Enfin nous avons le plaisir de vous annoncer que l’autorisation de construire notre hospice a été accordée. Cette autorisation nous a été communiquée par le sous-préfet de Weisi, sur l’ordre du gouvernement Yunnanais, où diverses hautes influences s’étaient exercées en notre faveur.

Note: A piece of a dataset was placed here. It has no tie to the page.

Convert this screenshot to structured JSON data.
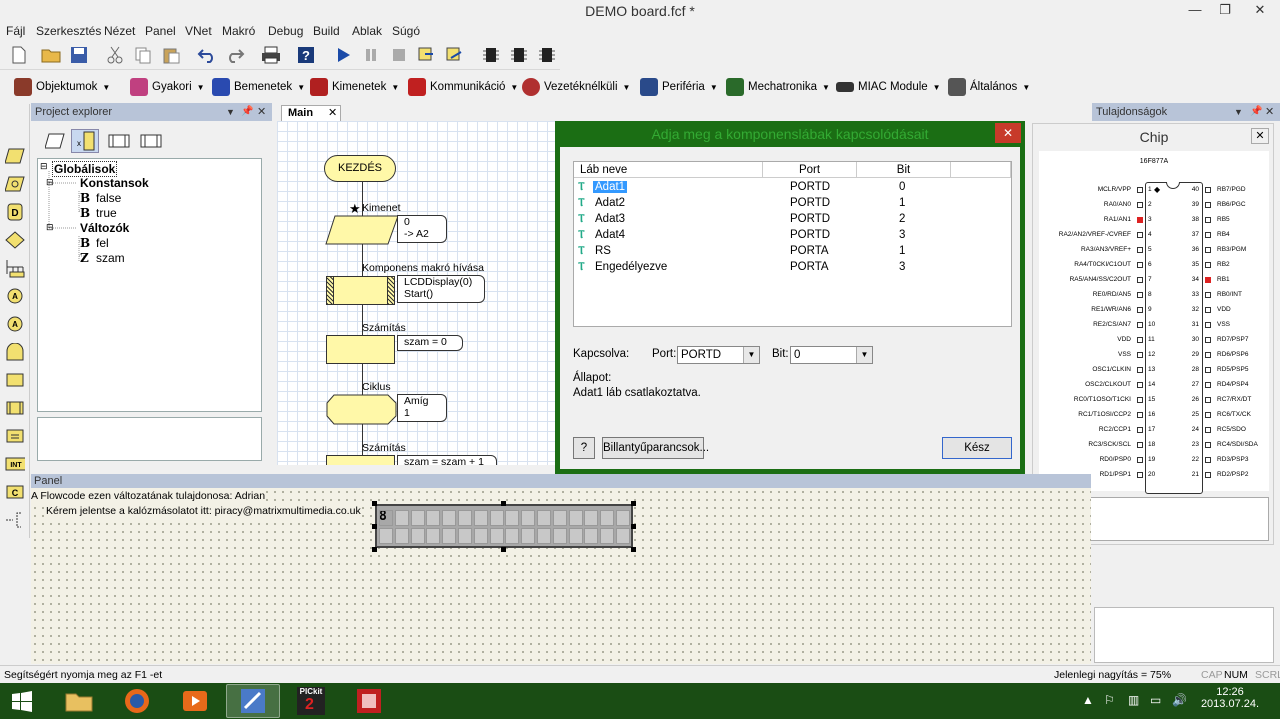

Sans retard nous nous mettons à l’oeuvre. Il s’agit d’abord d’exécuter un dernier voyage préliminaire sur la passe de Latsa pour axer définitivement l’endroit précis où s’élèvera la construction et en dresser le plan exigé par les autorités Yunnanaises. Il faut aussi examiner les matériaux de construction et recruter les ouvriers : terrassiers, porteurs de pierres, maçons, car notre intention est de construire cette année un refuge solide qui servira d’abri aux ouvriers durant les travaux de l’hospice et qui plus tard servira à divers usages.

Dès le 8 juillet, Messieurs Melly, Coquoz et Chappelet quittaient la résidence de Siao Weisi, sur les bords du Mékong et se dirigeaient sur Latsa.

Lundi 8 juillet. La petite caravane se met en branle pour aller passer le Mékong à 5 heures au Nord de Siao Weisi. Le fleuve est trop gros en cette saison pour que nous puissions le traverser en barque : nous devons nous livrer à la gymnastique du pont de corde. Qu’on n’imagine pas un pont en bonne et due forme, ni même le plus misérable des ponts qu’on puisse rencontrer en Europe. Représentez-vous seulement un câble fait de lamelles de bambous tressées. Ce câble est attaché tant bien que mal sur chaque rive à un gros pieu fiché en terre et coincé entre de grosses pierres.

Le véhicule indispensable pour l’usage du pont est un simple morceau de bois creusé à la façon d’un demi-tube. Le mot thibétain pour le désigner est : wagong. Adoptons-le, puisqu’il est bien français et qu’il dépeint l’objet avec tant d’à-propos. Pour passer le fleuve, on pose donc le ” wagon ” sur son ” rail “. Une courroie passant sur la nuque, autour des reins et sous le séant vous tient: étroitement fixé au véhicule.

Maintenant joignez solidement les mains sur le wagon-glissière pour l’empêcher de dérailler, ce qui ferait casser le câble et vous précipiterait de haut dans les flots tumultueux ou sur les rochers des rives. Ça y est, vous êtes dûment ficelé et suspendu sous le câble de bambou, vous pouvez quitter le tremplin, mais attention…. encore un dernier avertissement : enfoncez énergiquement votre chapeau sur les oreilles et surtout écartez avec soin vos manches et votre barbe pour ne pas les laisser s’engager sous le wagon en marche, ce qui serait désastreux.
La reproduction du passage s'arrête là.